3-3.30pm        Coffee/tea

3.30-4.30pm    Duncan Pritchard (UCI)

Chair: Mark Lazenby (UCI, Nursing)

‘Quasi-Fideism and Anti-Evidentialism: Newman and Wittgenstein’

ABSTRACT. I have previously argued that John Henry Newman’s seminal monograph, An Essay in Aid of a Grammar of Assent, was an important influence on

the notebooks that make up Wittgenstein’s final work, On Certainty. In particular, I’ve argued that it is a major influence on the radical ‘hinge’ conception of the structure of rational support that Wittgenstein offers in these notebooks. I’ve also contended that taking this influence seriously lends impetus to the application of hinge epistemology to the religious case (a position I call quasi-fideism). Having made the case for Newman’s influence, I here consider some of the ways in which Wittgenstein’s hinge epistemology diverges from Newman’s epistemology. In particular, I will be arguing that Newman’s position is in fact closer in some key respects to that set out by G. E. Moore, especially once we take seriously what he says about how real assent can be the product of what he terms the illative sense.

This has ramifications for whether we should regard Newman as sympathetic to quasi-fideism.

4.30-5.30pm   Yuval Avnur (Scripps College, Claremont) Chair: Mark Fiocco (UCI, Philosophy)
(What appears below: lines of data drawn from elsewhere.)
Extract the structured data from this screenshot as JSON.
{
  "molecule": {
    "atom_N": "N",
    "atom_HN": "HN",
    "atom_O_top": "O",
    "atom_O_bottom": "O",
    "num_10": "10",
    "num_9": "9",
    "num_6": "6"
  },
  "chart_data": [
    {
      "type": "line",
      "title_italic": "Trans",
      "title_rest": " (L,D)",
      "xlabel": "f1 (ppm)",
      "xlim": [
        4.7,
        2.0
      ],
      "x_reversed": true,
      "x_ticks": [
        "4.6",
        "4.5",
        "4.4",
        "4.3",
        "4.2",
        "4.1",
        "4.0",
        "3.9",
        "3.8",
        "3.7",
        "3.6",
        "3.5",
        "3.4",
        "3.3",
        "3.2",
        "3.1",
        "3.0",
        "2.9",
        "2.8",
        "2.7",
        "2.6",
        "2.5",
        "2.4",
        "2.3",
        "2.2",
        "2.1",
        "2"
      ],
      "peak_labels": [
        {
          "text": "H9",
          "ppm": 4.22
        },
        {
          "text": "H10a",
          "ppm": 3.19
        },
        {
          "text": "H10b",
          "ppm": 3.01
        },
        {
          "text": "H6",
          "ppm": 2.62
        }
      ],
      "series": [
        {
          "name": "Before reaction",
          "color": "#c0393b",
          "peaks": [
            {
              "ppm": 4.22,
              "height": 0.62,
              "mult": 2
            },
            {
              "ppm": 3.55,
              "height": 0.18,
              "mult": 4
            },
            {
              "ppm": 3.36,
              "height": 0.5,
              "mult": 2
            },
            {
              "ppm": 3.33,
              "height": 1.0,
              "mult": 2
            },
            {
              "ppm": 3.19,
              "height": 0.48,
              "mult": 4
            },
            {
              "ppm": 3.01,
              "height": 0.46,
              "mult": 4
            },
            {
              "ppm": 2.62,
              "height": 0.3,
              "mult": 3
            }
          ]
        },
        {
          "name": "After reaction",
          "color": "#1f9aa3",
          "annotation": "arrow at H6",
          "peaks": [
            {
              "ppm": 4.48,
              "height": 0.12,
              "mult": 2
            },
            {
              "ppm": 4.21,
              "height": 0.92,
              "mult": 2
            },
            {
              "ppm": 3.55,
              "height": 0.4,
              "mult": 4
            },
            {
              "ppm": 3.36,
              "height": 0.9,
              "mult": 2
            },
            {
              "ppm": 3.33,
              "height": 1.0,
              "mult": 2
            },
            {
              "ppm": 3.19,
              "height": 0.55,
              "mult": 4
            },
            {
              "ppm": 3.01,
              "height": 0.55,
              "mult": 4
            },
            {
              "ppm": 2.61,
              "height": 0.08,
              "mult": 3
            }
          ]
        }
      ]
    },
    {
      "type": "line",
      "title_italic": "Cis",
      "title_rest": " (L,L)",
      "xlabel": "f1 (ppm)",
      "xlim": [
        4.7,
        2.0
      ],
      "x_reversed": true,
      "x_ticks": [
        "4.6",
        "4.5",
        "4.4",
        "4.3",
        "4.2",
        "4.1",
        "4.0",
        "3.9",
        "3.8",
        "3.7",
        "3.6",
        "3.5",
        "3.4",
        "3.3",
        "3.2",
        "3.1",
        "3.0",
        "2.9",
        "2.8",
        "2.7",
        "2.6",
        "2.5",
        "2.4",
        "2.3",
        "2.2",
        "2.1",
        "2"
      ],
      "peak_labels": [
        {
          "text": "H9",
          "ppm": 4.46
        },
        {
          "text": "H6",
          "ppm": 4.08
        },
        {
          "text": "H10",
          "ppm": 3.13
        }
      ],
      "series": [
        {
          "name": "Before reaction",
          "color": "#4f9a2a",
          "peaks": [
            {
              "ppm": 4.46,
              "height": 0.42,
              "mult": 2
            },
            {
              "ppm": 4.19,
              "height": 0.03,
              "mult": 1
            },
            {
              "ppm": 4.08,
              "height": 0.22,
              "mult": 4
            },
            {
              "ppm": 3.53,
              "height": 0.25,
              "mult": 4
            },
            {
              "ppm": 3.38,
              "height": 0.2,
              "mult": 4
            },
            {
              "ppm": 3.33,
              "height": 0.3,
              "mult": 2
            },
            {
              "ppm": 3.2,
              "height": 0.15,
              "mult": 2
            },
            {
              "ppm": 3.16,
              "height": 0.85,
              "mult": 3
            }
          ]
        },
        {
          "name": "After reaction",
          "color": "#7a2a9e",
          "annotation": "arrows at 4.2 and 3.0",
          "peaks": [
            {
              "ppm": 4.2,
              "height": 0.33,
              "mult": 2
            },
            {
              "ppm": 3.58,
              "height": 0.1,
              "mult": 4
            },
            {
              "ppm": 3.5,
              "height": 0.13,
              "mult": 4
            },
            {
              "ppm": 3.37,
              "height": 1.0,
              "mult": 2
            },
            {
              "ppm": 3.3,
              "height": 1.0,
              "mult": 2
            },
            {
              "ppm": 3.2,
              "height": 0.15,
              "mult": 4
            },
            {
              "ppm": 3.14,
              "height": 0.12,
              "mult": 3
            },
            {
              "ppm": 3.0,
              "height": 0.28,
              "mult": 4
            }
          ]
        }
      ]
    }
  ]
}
‘Grounds and Groundlessness in Pascal’

ABSTRACT. There are some striking affinities between Pascal and Wittgenstein, both substantive and stylistic. In this paper I explore their respective epistemologies, focusing on the foundations, or “hinges,” of religious belief. For Pascal, whether one sees the world as a “heartless mechanism” or as “throbbing with love” (to use Malcolm’s striking, Wittgensteinian phrase) is a matter of “the heart,” not of proofs or reasons. The heart, for Pascal, was both an affective and intuitive faculty which defined not only the realm of one’s possible beliefs and premises, but one’s life and purpose in general. I will compare the epistemological consequences of this view with those of a “form of life” in Wittgenstein’s “hinge epistemology” for religious belief.